# CycleChat Monthly Challenges - Pinned Threads



## Supersuperleeds (2 Jan 2020)

Mods. Is it time to unpin the 2019 challenge threads and pin the 2020 ones instead?

Apologies in advance if I've raised this in the wrong area. 

No apologies are going to be given if I've stuck my nose in where it isn't wanted


----------



## steverob (2 Jan 2020)

Also can we get a ruling on whether the Chatzone threads are pinned or not. Last year some were and some weren't and that seemed odd. I'd say only pin the Challenge threads and leave the Chatzones unpinned (they'll stay at or near the top regardless as they see a lot of posts), but some might disagree.


----------



## ianrauk (2 Jan 2020)

steverob said:


> Also can we get a ruling on whether the Chatzone threads are pinned or not. Last year some were and some weren't and that seemed odd. I'd say only pin the Challenge threads and leave the Chatzones unpinned (they'll stay at or near the top regardless as they see a lot of posts), but some might disagree.

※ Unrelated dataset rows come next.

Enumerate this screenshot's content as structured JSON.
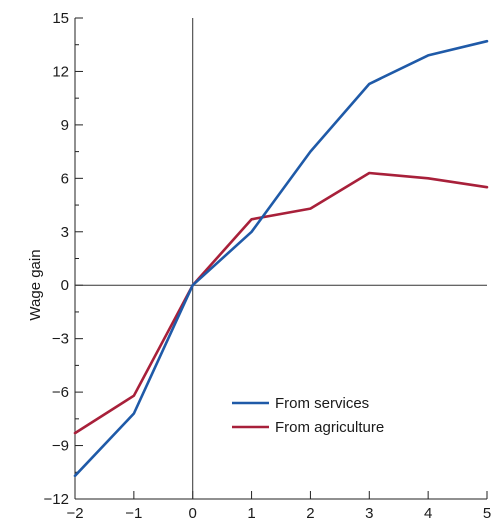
{
  "chart_data": {
    "type": "line",
    "title": "",
    "xlabel": "",
    "ylabel": "Wage gain",
    "x": [
      -2,
      -1,
      0,
      1,
      2,
      3,
      4,
      5
    ],
    "xlim": [
      -2,
      5
    ],
    "ylim": [
      -12,
      15
    ],
    "x_ticks": [
      -2,
      -1,
      0,
      1,
      2,
      3,
      4,
      5
    ],
    "x_tick_labels": [
      "−2",
      "−1",
      "0",
      "1",
      "2",
      "3",
      "4",
      "5"
    ],
    "y_ticks": [
      -12,
      -9,
      -6,
      -3,
      0,
      3,
      6,
      9,
      12,
      15
    ],
    "y_tick_labels": [
      "−12",
      "−9",
      "−6",
      "−3",
      "0",
      "3",
      "6",
      "9",
      "12",
      "15"
    ],
    "y_minor_step": 1.5,
    "grid": false,
    "legend_position": "bottom-center",
    "series": [
      {
        "name": "From services",
        "color": "#1f5aa8",
        "values": [
          -10.7,
          -7.2,
          0,
          3.0,
          7.5,
          11.3,
          12.9,
          13.7
        ]
      },
      {
        "name": "From agriculture",
        "color": "#a8203a",
        "values": [
          -8.3,
          -6.2,
          0,
          3.7,
          4.3,
          6.3,
          6.0,
          5.5
        ]
      }
    ]
  }
}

I'd agree with that. Will make the forum a lot less top heavy.


----------



## SpokeyDokey (3 Jan 2020)

Right-o, I've pinned the 2020 challenge threads and unpinned all chatzones irrespective of year.

If I've gotten anything wrong and/or missed something please let me know via this thread and I'll take a look and sort if needs be.

All the very best of luck to all you hardy Challengees during 2020.


----------